Land First - Earth Second? Environmentalism in Israel and Palestine

By Miri -

Growing up in a middle class home in Germany in the 1980s and 1990s, I was privileged enough to learn quite a bit and grow aware of environmental problems. I remember having to drink UHT milk and my father trying to explain me what had happened in Chernobyl, which immediately turned me into an opponent of nuclear energy. I remember watching a puppet play in school about the depletion of the ozone layer and coming home terrified, urging my mother to start recycling. When I started travelling and living in other countries I soon realised that environmental consciousness was not a universal attitude, and definitely not a Western or a European one.

In Israeli politics the attitude towards environmentalism is best summarised by a quote from Pinchas Sapir, a legendary politician, then Israel's Minister of Finance, who once asked a parliament member: "what is that ecology shmecology you are constantly talking about?". This question does not only reflect Sapir's ignorance, but also his disdain and alienation from environmental trends.

A lot has changed since Sapir's times, and throughout the years Israel, like many other countries also saw the emergence of two green parties. However, as opposed to other industrialised countries, Israel's preoccupation with security and territorial issues has always overshadowed a deeper interest in the protection of the environment and therefore the state of Israel's ecological system looks rather grim. 

Sewage pipe at the Jordan River
Due to industrial and municipal sewage almost all of the country's rivers and streams, including the Jordan River, are polluted. This in turn has grave effects on the biodiversity surrounding those areas, and in the case of the Jordan River, on the Dead Sea, one of Israel's top tourist sites. Due to over-exploitation and almost total diversion of the Lower Jordan River, in addition to the activities of the Dead Sea mineral extraction industry the Dead Sea has been harmed severely. Similarly, Israel's marine environment, which is hardly protected at all, shows signs of significant damage caused by expanding sea-based infrastructure programs, including natural gas and oil drilling, desalinisation plants, port expansion etc.
Due to population growth and urbanisation and a steep rise in automobile use air pollution in Israel has increased sharply, and the vast majority of solid waste generated in the country is buried in primitive landfills. 

Considering how little attention is paid to the environment west of the Green Line, the neglect of the ecological system in the occupied West Bank by Israel is hardly surprising. 

Sewage water from a settlement on Kfur Thulth land, West Bank
Time and again, human rights organisations have criticised the Israeli government for its failure to construct advanced regional wastewater treatment plants in the West Bank settlements and an estimated quarter of settlement sewage is released without treatment. Since settlements are usually located at higher altitudes, their untreated wastewater flows down to nearby Palestinian communities and pollute the ground, as well as natural water sources, such as springs and wells. Sewage water flows not only from the settlements; an estimated 11 million cubic metres of untreated sewage water are pumped by the Jerusalem municipality down the Kidron Valley and into the West Bank. 

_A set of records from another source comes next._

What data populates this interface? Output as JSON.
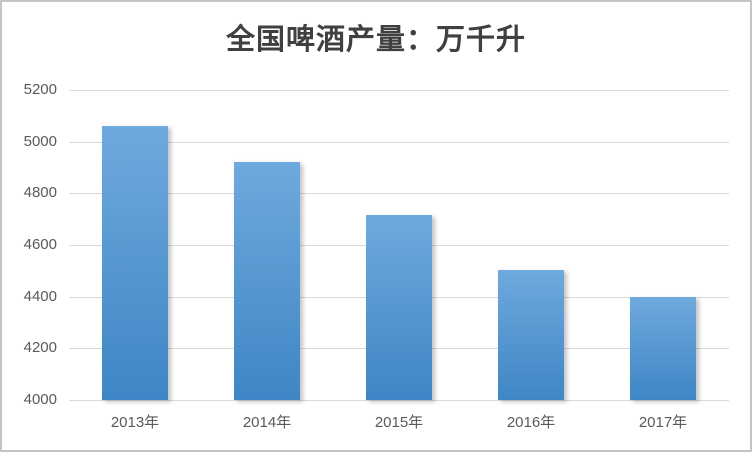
{
  "title": "全国啤酒产量：万千升",
  "colors": {
    "bar_top": "#6FA9DE",
    "bar_bottom": "#3E86C5",
    "gridline": "#D9D9D9",
    "axis_text": "#595959",
    "title_text": "#404040",
    "frame_border": "#C5C5C5",
    "background": "#FFFFFF"
  },
  "chart_data": {
    "type": "bar",
    "title": "全国啤酒产量：万千升",
    "categories": [
      "2013年",
      "2014年",
      "2015年",
      "2016年",
      "2017年"
    ],
    "values": [
      5060,
      4920,
      4715,
      4505,
      4400
    ],
    "xlabel": "",
    "ylabel": "",
    "ylim": [
      4000,
      5200
    ],
    "ytick_step": 200,
    "yticks": [
      5200,
      5000,
      4800,
      4600,
      4400,
      4200,
      4000
    ],
    "grid": true,
    "legend": "none"
  }
}
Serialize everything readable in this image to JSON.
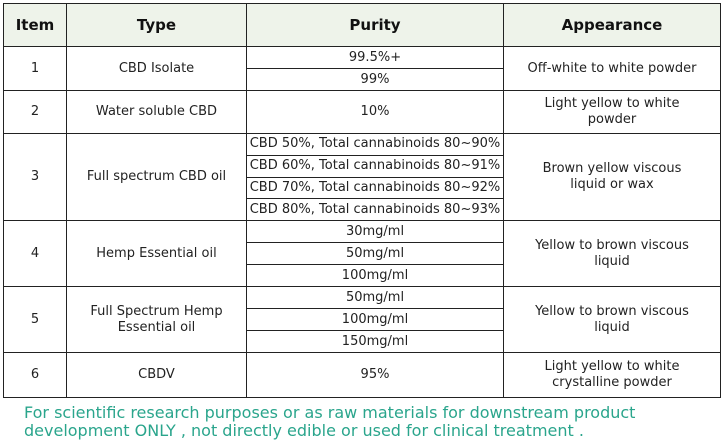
{
  "table": {
    "header": [
      "Item",
      "Type",
      "Purity",
      "Appearance"
    ],
    "rows": [
      {
        "item": "1",
        "type": "CBD Isolate",
        "purity": [
          "99.5%+",
          "99%"
        ],
        "appearance": "Off-white to white powder"
      },
      {
        "item": "2",
        "type": "Water soluble CBD",
        "purity": [
          "10%"
        ],
        "appearance": "Light yellow to white powder"
      },
      {
        "item": "3",
        "type": "Full spectrum CBD oil",
        "purity": [
          "CBD 50%, Total cannabinoids 80~90%",
          "CBD 60%, Total cannabinoids 80~91%",
          "CBD 70%, Total cannabinoids 80~92%",
          "CBD 80%, Total cannabinoids 80~93%"
        ],
        "appearance": "Brown yellow viscous liquid or wax"
      },
      {
        "item": "4",
        "type": "Hemp Essential oil",
        "purity": [
          "30mg/ml",
          "50mg/ml",
          "100mg/ml"
        ],
        "appearance": "Yellow to brown viscous liquid"
      },
      {
        "item": "5",
        "type": "Full Spectrum Hemp Essential oil",
        "purity": [
          "50mg/ml",
          "100mg/ml",
          "150mg/ml"
        ],
        "appearance": "Yellow to brown viscous liquid"
      },
      {
        "item": "6",
        "type": "CBDV",
        "purity": [
          "95%"
        ],
        "appearance": "Light yellow to white crystalline powder"
      }
    ]
  },
  "footer": [
    "For scientific research purposes or as raw materials for downstream product",
    "development ONLY , not directly edible or used for clinical treatment ."
  ]
}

In addition to that an estimated 96% of the wastewater stemming from Palestinian communities is not treated at all. While the Israeli human rights group B'tselem also criticises the Palestinian Authority (PA) for this neglect, they emphasise that "the Israeli authorities have delayed approving plans for building treatment plants, in some cases more than a decade", and that they further attempted "to force the Palestinian Authority to connect settlements to the planned treatment plants, and the PA rejects this demand for political reasons".

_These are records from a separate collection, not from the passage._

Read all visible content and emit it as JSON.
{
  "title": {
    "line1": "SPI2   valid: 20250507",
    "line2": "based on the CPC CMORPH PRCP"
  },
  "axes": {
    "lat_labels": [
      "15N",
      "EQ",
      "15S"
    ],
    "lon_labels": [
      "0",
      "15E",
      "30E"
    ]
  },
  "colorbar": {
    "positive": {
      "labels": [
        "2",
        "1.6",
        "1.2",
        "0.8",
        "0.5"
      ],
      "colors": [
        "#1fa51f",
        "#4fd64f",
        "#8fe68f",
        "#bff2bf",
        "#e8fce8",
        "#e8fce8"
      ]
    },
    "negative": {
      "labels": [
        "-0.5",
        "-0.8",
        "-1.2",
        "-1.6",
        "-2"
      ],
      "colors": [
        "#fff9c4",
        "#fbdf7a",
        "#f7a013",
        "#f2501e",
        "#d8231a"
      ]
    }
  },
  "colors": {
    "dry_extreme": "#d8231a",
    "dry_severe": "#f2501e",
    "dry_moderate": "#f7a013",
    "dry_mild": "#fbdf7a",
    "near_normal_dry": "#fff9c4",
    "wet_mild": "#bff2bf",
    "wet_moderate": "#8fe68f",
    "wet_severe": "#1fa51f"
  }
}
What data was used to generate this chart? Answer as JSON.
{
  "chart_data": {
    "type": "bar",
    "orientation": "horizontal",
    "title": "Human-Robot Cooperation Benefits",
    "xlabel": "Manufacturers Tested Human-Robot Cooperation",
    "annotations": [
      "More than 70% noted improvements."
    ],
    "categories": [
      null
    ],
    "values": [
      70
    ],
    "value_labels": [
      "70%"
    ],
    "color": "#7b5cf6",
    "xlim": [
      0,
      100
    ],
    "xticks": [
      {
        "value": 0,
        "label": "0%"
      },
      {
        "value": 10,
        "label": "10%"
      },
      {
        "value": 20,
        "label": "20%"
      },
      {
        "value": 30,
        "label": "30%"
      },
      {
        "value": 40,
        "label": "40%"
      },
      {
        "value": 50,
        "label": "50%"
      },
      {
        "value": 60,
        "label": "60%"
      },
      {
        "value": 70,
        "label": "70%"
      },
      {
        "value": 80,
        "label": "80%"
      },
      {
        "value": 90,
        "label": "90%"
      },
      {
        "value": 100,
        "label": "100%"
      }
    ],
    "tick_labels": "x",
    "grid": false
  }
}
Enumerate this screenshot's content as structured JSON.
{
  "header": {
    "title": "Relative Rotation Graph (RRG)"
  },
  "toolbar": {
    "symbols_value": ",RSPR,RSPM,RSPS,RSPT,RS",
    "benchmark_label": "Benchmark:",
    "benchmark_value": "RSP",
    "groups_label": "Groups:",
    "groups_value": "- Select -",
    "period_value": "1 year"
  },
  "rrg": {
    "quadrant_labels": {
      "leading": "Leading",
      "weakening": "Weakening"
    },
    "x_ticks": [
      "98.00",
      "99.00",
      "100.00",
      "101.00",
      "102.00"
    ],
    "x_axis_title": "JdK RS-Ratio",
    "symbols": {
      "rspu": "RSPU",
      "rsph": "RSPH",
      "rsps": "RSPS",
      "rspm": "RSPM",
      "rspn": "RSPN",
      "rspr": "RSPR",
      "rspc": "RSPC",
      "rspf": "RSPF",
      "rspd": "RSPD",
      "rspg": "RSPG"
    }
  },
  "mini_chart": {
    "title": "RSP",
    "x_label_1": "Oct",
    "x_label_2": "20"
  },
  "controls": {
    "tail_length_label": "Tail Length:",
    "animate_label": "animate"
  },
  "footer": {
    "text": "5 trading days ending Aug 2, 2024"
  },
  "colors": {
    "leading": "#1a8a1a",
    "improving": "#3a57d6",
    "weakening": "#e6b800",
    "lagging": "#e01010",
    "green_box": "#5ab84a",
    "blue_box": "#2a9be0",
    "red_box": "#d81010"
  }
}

In addition to that, Israeli companies have been accused of dumping often hazardous and toxic waste near Palestinian communities in the West Bank, rather than spending more money and processing it properly at hazardous waste management sites in Israel. 

The lands of Battir
Although it seems that „security“ issues are always prioritised by the Israeli government, a recent case showed that environmental issues can trump territorial ones. Friends of the Earth Middle East (FoEME), a rare joint endeavour by Israelis, Palestinians and Jordanians to save the environment of the region from further deterioration, have petitioned the Israeli High Court to halt the construction of the Separation Barrier around the West Bank village of Battir. According to FoEME the barrier which would cross through a valley of naturally irrigated terrace agriculture dating back thousands of years, would "prevent Battir residents from continuing their ancient cultivation practices" and "as a result destroy the integrity of the site". Arguing with environmental concerns and cultural heritage values, rather than with political ones, FoEME managed to garner the support of the Israeli Nature and Parks Authority which backed their petition, which in turn led to a rare intervention by the Supreme Court which ordered Israeli defense officials to consider other means to monitor the area.

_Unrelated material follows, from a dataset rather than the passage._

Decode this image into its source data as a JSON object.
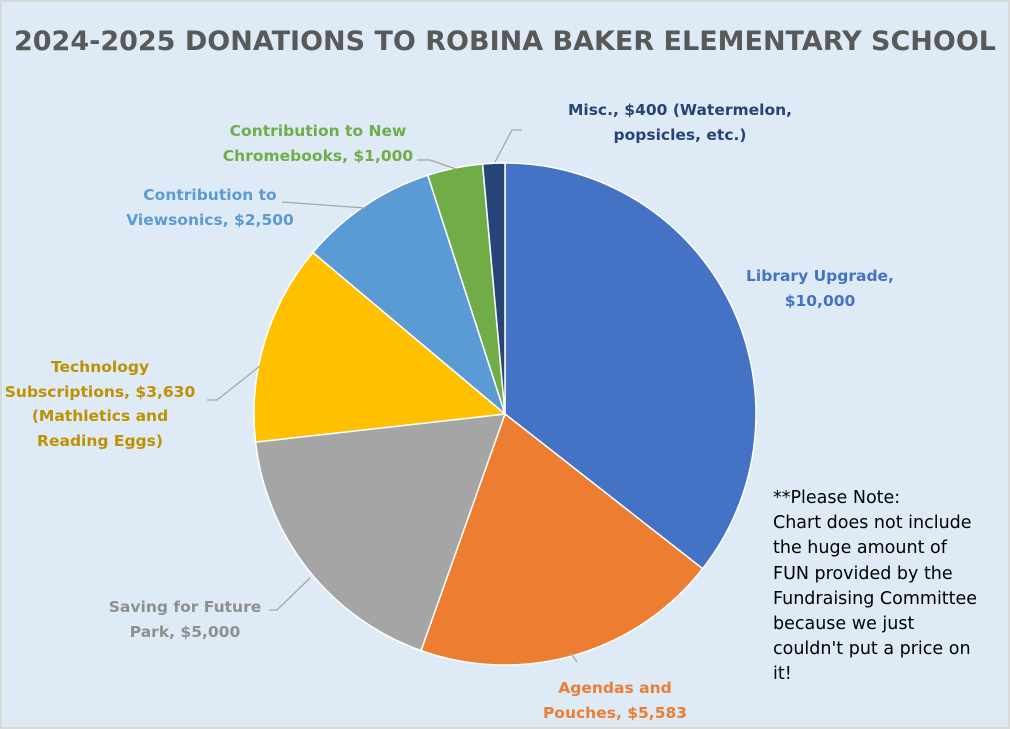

A lot of the above described threats to the ecological system would actually require regional cooperation between otherwise not so friendly parties. Whether these groups will be capable to join forces for the sake of environmental protection and disregard political and diplomatic problems is however highly questionable. How anyone in the region is supposed to survive if the environment continues to be destroyed is apparently a different question.